Le phénomène a été observé aux États-Unis et au Canada. Aujourd’hui, c’est en France que trois foyers d’infections du covid-19 sont identifiés dans des abattoirs : 20 cas en Vendée, 69 dans les Côtes-d’Armor et 34 dans le Loiret.
C’est l’Agence régionale de la santé du Pays-de-la-Loire qui a donné l’alerte, en annonçant le 10 mai dernier que dans une usine d’abattage de volaille, 20 salariés avaient été testés positifs. En Allemagne, 109 cas ont été recensés dans un abattoir du Länder du Schleswig-Holstein. Aux États-Unis, c’est 10 000 cas qui ont été signalés sur une centaine de sites.
L’abattage d’animaux ne s’est pas interrompu ni ralenti durant les confinements. Dans les abattoirs, les employés partagent des espaces restreints, notamment les vestiaires. Les préconisations en termes de port du masque, de vitres de séparations ou de distances barrières, sont arrivées trop tard.
En Allemagne, ce sont les catégories sociales des employés qui sont dénoncées comme étant les principales causes de la propagation du virus. Les employés viennent principalement d’Europe de l’est, vivent dans des logements de masse et prennent des bus bondés pour se rendre au travail. Leur mauvaise protection sociale les inciterait à travailler même s’ils présentent des symptômes. Ce sont donc dans les transports, les vestiaires, les parkings que le virus se serait propagé.
Aucune preuve d’une contamination par la nature même du travail n’est prouvée, les animaux d’élevage ne présentant pas de signes du covid, et les infections par alimentation sont à ce jour hors de cause. On s’interroge toutefois sur la dispersion des particules via les aérosols qui servent à désinfecter les lieux, et sur les ventilations, qui font tourner l’air de l’intérieur au lieu de ramener celui de l’extérieur.
On comprend alors que derrière le phénomène des abattoirs, il n’y a pas seulement la souffrance animale, l’utilisation massive d’eau pour produire un steak, ou encore la santé : il y a aussi des enjeux sociaux.
Encourager la viande industrielle, c’est encourager des conditions de travail souvent indignes pour des ouvriers.

Derrière chaque mode de production agro-industriel – les serres de fruits et légumes en Espagne, le café, l’huile de palme, ce sont aussi les reproductions d’injustice sociale que nous encourageons.

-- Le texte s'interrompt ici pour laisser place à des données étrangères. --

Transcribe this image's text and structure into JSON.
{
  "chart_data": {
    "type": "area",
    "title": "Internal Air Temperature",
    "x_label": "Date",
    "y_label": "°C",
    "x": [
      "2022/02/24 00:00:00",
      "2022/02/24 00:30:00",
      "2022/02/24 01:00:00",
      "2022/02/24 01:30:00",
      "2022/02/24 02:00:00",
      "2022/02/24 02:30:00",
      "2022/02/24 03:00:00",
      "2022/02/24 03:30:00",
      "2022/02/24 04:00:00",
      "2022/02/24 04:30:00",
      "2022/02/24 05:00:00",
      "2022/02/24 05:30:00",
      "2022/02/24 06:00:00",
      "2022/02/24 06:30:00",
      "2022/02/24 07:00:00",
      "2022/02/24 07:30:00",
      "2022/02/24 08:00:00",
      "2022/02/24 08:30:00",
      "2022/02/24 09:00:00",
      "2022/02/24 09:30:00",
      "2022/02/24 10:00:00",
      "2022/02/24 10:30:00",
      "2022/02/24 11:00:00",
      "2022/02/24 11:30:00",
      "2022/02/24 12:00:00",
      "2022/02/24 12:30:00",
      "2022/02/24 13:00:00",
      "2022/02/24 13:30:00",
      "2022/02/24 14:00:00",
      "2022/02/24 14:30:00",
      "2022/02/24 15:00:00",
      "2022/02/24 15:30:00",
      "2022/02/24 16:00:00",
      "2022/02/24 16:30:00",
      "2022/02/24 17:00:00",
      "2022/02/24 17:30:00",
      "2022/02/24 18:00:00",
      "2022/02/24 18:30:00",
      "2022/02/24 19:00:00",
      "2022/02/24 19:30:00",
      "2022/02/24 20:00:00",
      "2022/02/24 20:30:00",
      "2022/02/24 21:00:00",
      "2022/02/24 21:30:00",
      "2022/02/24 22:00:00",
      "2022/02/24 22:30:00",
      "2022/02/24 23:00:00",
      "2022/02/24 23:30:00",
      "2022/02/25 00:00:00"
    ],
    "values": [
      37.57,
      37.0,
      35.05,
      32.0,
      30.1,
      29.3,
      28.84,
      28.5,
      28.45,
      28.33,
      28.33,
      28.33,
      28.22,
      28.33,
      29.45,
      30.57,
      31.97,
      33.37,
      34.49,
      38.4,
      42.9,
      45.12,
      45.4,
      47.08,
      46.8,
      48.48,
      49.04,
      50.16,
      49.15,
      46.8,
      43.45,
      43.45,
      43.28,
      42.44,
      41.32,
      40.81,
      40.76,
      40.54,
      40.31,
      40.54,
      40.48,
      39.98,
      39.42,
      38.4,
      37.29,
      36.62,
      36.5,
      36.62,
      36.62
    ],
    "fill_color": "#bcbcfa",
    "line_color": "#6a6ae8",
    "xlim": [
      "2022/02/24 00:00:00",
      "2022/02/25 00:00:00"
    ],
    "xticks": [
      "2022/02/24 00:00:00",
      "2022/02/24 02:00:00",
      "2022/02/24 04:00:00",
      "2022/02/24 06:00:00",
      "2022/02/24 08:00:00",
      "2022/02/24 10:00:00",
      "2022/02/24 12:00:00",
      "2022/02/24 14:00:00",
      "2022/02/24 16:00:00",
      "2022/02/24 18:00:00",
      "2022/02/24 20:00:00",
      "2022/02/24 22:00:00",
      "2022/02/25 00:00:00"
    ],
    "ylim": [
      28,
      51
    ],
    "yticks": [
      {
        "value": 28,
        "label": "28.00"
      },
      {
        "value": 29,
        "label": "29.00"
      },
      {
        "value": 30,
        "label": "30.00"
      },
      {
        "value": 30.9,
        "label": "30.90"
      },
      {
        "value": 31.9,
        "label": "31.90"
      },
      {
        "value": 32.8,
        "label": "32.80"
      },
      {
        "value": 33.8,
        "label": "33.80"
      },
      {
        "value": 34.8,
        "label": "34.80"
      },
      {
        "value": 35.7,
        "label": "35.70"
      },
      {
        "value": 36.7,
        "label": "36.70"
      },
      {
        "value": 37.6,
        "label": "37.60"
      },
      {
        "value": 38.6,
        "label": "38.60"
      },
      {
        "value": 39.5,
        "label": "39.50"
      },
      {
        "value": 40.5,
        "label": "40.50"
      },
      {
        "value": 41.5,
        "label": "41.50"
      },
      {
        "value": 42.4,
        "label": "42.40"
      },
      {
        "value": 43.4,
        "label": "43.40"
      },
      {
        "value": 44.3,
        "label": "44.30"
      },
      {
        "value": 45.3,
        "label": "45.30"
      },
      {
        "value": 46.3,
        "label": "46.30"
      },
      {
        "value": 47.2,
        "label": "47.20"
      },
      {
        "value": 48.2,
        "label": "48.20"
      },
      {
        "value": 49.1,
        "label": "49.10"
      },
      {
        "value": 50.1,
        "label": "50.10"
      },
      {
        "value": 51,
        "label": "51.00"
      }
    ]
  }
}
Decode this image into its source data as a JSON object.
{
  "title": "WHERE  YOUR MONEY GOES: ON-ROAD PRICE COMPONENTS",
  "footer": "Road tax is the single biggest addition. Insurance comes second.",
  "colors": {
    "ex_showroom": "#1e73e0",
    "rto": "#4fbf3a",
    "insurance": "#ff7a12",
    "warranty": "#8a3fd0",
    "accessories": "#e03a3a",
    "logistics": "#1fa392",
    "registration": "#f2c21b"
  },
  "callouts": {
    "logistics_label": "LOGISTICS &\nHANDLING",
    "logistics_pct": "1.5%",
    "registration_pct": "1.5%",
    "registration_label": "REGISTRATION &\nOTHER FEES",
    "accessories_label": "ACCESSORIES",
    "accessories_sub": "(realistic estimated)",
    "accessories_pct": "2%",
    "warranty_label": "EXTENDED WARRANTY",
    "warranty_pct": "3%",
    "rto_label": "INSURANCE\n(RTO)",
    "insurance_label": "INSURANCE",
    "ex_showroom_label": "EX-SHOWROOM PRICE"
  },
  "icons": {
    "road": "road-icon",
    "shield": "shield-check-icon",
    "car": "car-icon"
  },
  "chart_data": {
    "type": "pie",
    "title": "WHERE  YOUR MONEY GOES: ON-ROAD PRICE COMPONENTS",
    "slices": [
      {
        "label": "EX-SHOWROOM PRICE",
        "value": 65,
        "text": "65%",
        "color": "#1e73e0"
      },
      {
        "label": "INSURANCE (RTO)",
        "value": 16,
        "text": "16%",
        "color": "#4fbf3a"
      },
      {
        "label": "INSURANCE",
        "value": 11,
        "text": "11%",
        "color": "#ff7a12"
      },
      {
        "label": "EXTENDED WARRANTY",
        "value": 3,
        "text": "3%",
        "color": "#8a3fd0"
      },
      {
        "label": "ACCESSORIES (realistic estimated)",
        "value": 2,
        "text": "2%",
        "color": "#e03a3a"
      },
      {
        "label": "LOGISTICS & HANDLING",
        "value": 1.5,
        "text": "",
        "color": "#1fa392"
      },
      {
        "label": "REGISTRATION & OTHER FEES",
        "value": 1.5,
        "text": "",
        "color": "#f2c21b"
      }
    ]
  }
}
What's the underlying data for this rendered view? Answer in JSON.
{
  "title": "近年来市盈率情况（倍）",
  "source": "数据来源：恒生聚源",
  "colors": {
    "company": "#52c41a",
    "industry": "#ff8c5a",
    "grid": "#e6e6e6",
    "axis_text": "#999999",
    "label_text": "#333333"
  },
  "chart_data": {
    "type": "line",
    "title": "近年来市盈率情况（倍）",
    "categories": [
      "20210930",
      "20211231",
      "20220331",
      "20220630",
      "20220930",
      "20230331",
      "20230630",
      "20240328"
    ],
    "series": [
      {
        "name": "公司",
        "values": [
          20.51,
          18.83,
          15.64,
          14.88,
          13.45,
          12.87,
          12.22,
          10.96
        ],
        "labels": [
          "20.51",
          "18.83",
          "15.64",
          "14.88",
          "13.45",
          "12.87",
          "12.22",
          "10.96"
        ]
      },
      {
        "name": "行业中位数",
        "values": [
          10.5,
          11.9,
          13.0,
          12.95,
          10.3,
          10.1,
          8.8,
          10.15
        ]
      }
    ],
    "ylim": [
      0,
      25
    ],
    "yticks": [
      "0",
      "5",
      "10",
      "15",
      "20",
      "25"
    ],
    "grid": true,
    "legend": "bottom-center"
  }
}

Ce phénomène nous rappelle aussi que si le virus touche de la même manière riches et pauvres, l’ensemble plus complexe que nous appelons la crise sanitaire, elle, touche en priorité les plus vulnérables : ceux qui ne peuvent pas télétravailler et exercent des métiers de service à la personne, de soin, des travaux manuels, de transport ou dans les industries, travaillent dans des conditions plus difficiles, avec plus de promiscuité, qui prennent les transports en commun ou encore qui n’ont pas les moyens de s’acheter beaucoup de masques, que tous les employeurs ne fournissent pas.
Les familles qui ne peuvent pas se payer de gardes d’enfants vont prendre plus de risques. On sait que les catégories sociales les moins aisées consultent moins souvent les médecins. Ceux avec des contrats précaires craignent de ne pas se faire renouveler s’ils prennent des congés maladie.
Plus que jamais, la crise que nous vivons nous interroge sur nos modes de vie et de consommation, mais aussi sur nos conditions de travail. Tant que nous ne les remettrons pas en question, les futures crises, sanitaire ou climatique, vont toucher les plus vulnérables. De quoi nous rappeler que les enjeux écologiques sanitaires climatiques et sociaux sont tous liés.